The Super hospital is opening in a few months, so they are consolidating services and closing hospitals as they are absorbed into the larger super building. To that end, my one clinic at the General is staying open, but that may change this week. My other doctor is seeing me at his private office on the other side of town, but I don’t see him until April.
I departed on time and we cranked out set up and our guys and ladies, came to do our hour prior read and discussion. I can honestly say that I am inspired by my guys. They, each in their own way, inspire me to be a better person.
The sun shone down on us today and God was good, prayers were answered and a miracle took place, all in the space of ninety minutes. If you don’t believe that miracles happen, they do.
We sat a small group.
One of our women gave birth to a healthy baby boy yesterday. We are so proud of her. Babies in A.A. are miracles in themselves, because the women who gave birth to them are miracles as well. The miracle baby phenomena now counts four children strong.
It was the last Sunday, therefore a Tradition meeting. Second month, Tradition Two.
“For our group purpose there is but one authority – A loving God as He may express Himself in our group conscience. Our leaders are but trusted servants, they do not govern.”

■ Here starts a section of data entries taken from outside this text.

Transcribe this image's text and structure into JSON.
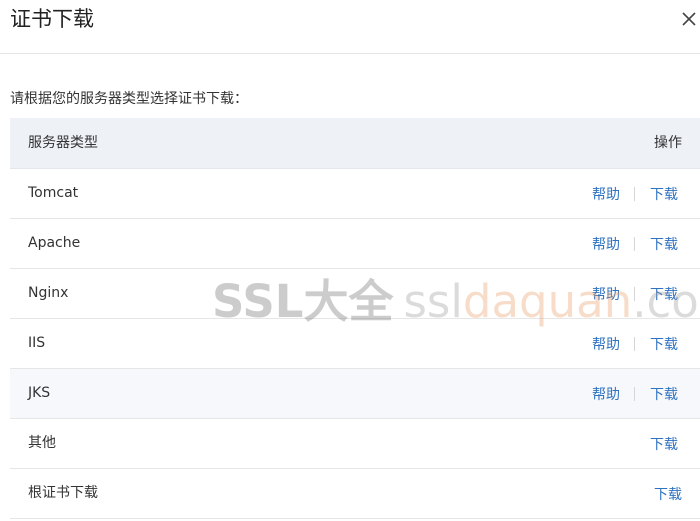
{
  "dialog": {
    "title": "证书下载"
  },
  "instruction": "请根据您的服务器类型选择证书下载：",
  "table": {
    "headers": {
      "type": "服务器类型",
      "action": "操作"
    },
    "rows": [
      {
        "type": "Tomcat",
        "help": "帮助",
        "download": "下载"
      },
      {
        "type": "Apache",
        "help": "帮助",
        "download": "下载"
      },
      {
        "type": "Nginx",
        "help": "帮助",
        "download": "下载"
      },
      {
        "type": "IIS",
        "help": "帮助",
        "download": "下载"
      },
      {
        "type": "JKS",
        "help": "帮助",
        "download": "下载"
      },
      {
        "type": "其他",
        "download": "下载"
      },
      {
        "type": "根证书下载",
        "download": "下载"
      }
    ]
  },
  "watermark": {
    "part1": "SSL大全",
    "part2": "ssl",
    "part3": "daquan",
    "part4": ".com"
  },
  "colors": {
    "link": "#2f72c0",
    "header_bg": "#eef2f7"
  },
  "icons": {
    "close": "close-icon"
  }
}
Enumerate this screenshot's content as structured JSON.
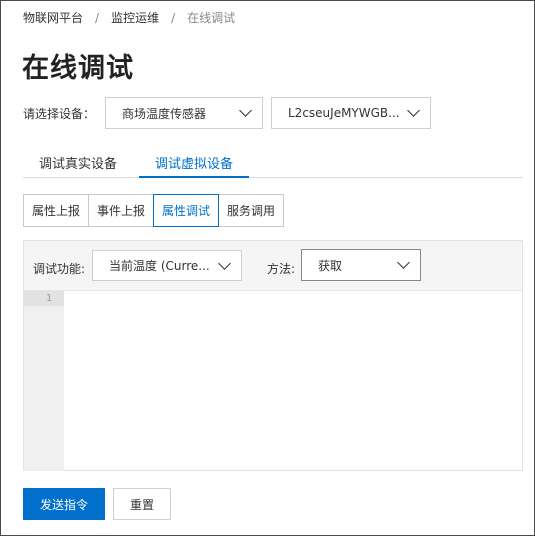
{
  "breadcrumb": {
    "items": [
      "物联网平台",
      "监控运维",
      "在线调试"
    ],
    "separator": "/"
  },
  "page": {
    "title": "在线调试"
  },
  "device_selector": {
    "label": "请选择设备：",
    "product_value": "商场温度传感器",
    "device_value": "L2cseuJeMYWGB..."
  },
  "tabs": [
    {
      "label": "调试真实设备",
      "active": false
    },
    {
      "label": "调试虚拟设备",
      "active": true
    }
  ],
  "segments": [
    {
      "label": "属性上报",
      "active": false
    },
    {
      "label": "事件上报",
      "active": false
    },
    {
      "label": "属性调试",
      "active": true
    },
    {
      "label": "服务调用",
      "active": false
    }
  ],
  "debug": {
    "function_label": "调试功能:",
    "function_value": "当前温度 (Curre...",
    "method_label": "方法:",
    "method_value": "获取",
    "line_number": "1"
  },
  "actions": {
    "send_label": "发送指令",
    "reset_label": "重置"
  },
  "colors": {
    "accent": "#0070cc",
    "panel_bg": "#f5f5f5"
  }
}
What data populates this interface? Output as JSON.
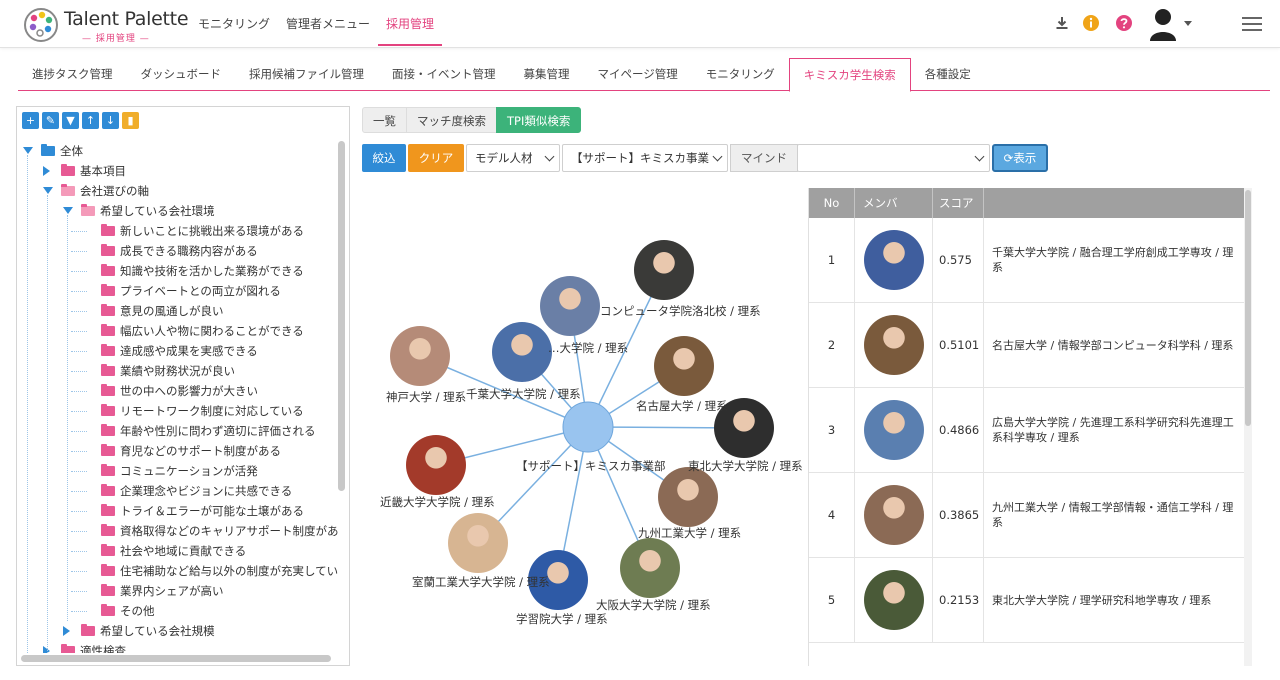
{
  "brand": {
    "name": "Talent Palette",
    "sub": "— 採用管理 —"
  },
  "topnav": [
    "モニタリング",
    "管理者メニュー",
    "採用管理"
  ],
  "subnav": [
    "進捗タスク管理",
    "ダッシュボード",
    "採用候補ファイル管理",
    "面接・イベント管理",
    "募集管理",
    "マイページ管理",
    "モニタリング",
    "キミスカ学生検索",
    "各種設定"
  ],
  "tree": {
    "toolbar_icons": [
      "plus-icon",
      "pencil-icon",
      "filter-icon",
      "arrow-up-icon",
      "arrow-down-icon",
      "trash-icon"
    ],
    "root": "全体",
    "basic": "基本項目",
    "axis": "会社選びの軸",
    "env": "希望している会社環境",
    "items": [
      "新しいことに挑戦出来る環境がある",
      "成長できる職務内容がある",
      "知識や技術を活かした業務ができる",
      "プライベートとの両立が図れる",
      "意見の風通しが良い",
      "幅広い人や物に関わることができる",
      "達成感や成果を実感できる",
      "業績や財務状況が良い",
      "世の中への影響力が大きい",
      "リモートワーク制度に対応している",
      "年齢や性別に問わず適切に評価される",
      "育児などのサポート制度がある",
      "コミュニケーションが活発",
      "企業理念やビジョンに共感できる",
      "トライ＆エラーが可能な土壌がある",
      "資格取得などのキャリアサポート制度があ",
      "社会や地域に貢献できる",
      "住宅補助など給与以外の制度が充実してい",
      "業界内シェアが高い",
      "その他"
    ],
    "scale": "希望している会社規模",
    "aptitude": "適性検査"
  },
  "search_tabs": [
    "一覧",
    "マッチ度検索",
    "TPI類似検索"
  ],
  "controls": {
    "filter": "絞込",
    "clear": "クリア",
    "model_select": "モデル人材",
    "support_select": "【サポート】キミスカ事業",
    "mind_label": "マインド",
    "mind_select": "",
    "show": "表示"
  },
  "graph": {
    "center_label": "【サポート】キミスカ事業部",
    "nodes": [
      {
        "label": "コンピュータ学院洛北校 / 理系",
        "tone": "#3a3a38"
      },
      {
        "label": "…大学院 / 理系",
        "tone": "#6a7fa6"
      },
      {
        "label": "千葉大学大学院 / 理系",
        "tone": "#4b6fa8"
      },
      {
        "label": "神戸大学 / 理系",
        "tone": "#b58b78"
      },
      {
        "label": "名古屋大学 / 理系",
        "tone": "#7a5a3c"
      },
      {
        "label": "東北大学大学院 / 理系",
        "tone": "#2e2e2e"
      },
      {
        "label": "九州工業大学 / 理系",
        "tone": "#8b6a55"
      },
      {
        "label": "近畿大学大学院 / 理系",
        "tone": "#a33a2a"
      },
      {
        "label": "室蘭工業大学大学院 / 理系",
        "tone": "#d7b592"
      },
      {
        "label": "学習院大学 / 理系",
        "tone": "#2e5aa6"
      },
      {
        "label": "大阪大学大学院 / 理系",
        "tone": "#6e7c52"
      }
    ]
  },
  "results": {
    "headers": [
      "No",
      "メンバ",
      "スコア",
      ""
    ],
    "rows": [
      {
        "no": "1",
        "score": "0.575",
        "desc": "千葉大学大学院 / 融合理工学府創成工学専攻 / 理系",
        "tone": "#3f5e9e"
      },
      {
        "no": "2",
        "score": "0.5101",
        "desc": "名古屋大学 / 情報学部コンピュータ科学科 / 理系",
        "tone": "#7a5a3c"
      },
      {
        "no": "3",
        "score": "0.4866",
        "desc": "広島大学大学院 / 先進理工系科学研究科先進理工系科学専攻 / 理系",
        "tone": "#5a7fb0"
      },
      {
        "no": "4",
        "score": "0.3865",
        "desc": "九州工業大学 / 情報工学部情報・通信工学科 / 理系",
        "tone": "#8b6a55"
      },
      {
        "no": "5",
        "score": "0.2153",
        "desc": "東北大学大学院 / 理学研究科地学専攻 / 理系",
        "tone": "#4a5a38"
      }
    ]
  }
}
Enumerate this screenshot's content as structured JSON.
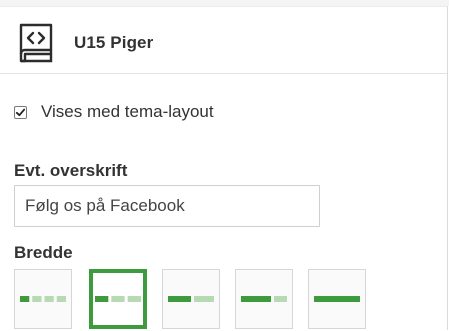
{
  "widget": {
    "title": "U15 Piger",
    "icon": "code-document-icon"
  },
  "theme_layout": {
    "checked": true,
    "label": "Vises med tema-layout"
  },
  "heading_field": {
    "label": "Evt. overskrift",
    "value": "Følg os på Facebook"
  },
  "width": {
    "label": "Bredde",
    "selected_index": 1,
    "options": [
      {
        "name": "width-option-1",
        "segments": [
          "#3d9a3d",
          "#b7d9b3",
          "#b7d9b3",
          "#b7d9b3"
        ]
      },
      {
        "name": "width-option-2",
        "segments": [
          "#3d9a3d",
          "#b7d9b3",
          "#b7d9b3"
        ]
      },
      {
        "name": "width-option-3",
        "segments": [
          "#3d9a3d",
          "#b7d9b3"
        ]
      },
      {
        "name": "width-option-4",
        "segments": [
          "#3d9a3d",
          "#b7d9b3"
        ]
      },
      {
        "name": "width-option-5",
        "segments": [
          "#3d9a3d"
        ]
      }
    ]
  },
  "colors": {
    "accent": "#3d9a3d",
    "accent_light": "#b7d9b3"
  }
}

I am not God. And I am not the center of the universe. And it isn’t all about me either.
Over the years, I’ve learned a great deal about this tradition, because I have seen what egos and attitudes do when they collide in a meeting. And I have been guilty myself, of being less than charitable or kind. We all have grown past these problems and all the players are good men and women. Each in our own ways.
We see Tradition Two come together at every business meeting. I can sit back and let my friends partake in the miracle that is recovery. Everyone plays a role in the group, and as a community, and finally in their own recovery. We defer to our chair for wisdom, and to God to guide us. And that model seems to work.
It was a night for miracles. And I am grateful to have been present to see it happen.
A good night was had by all. Please pray for our guys.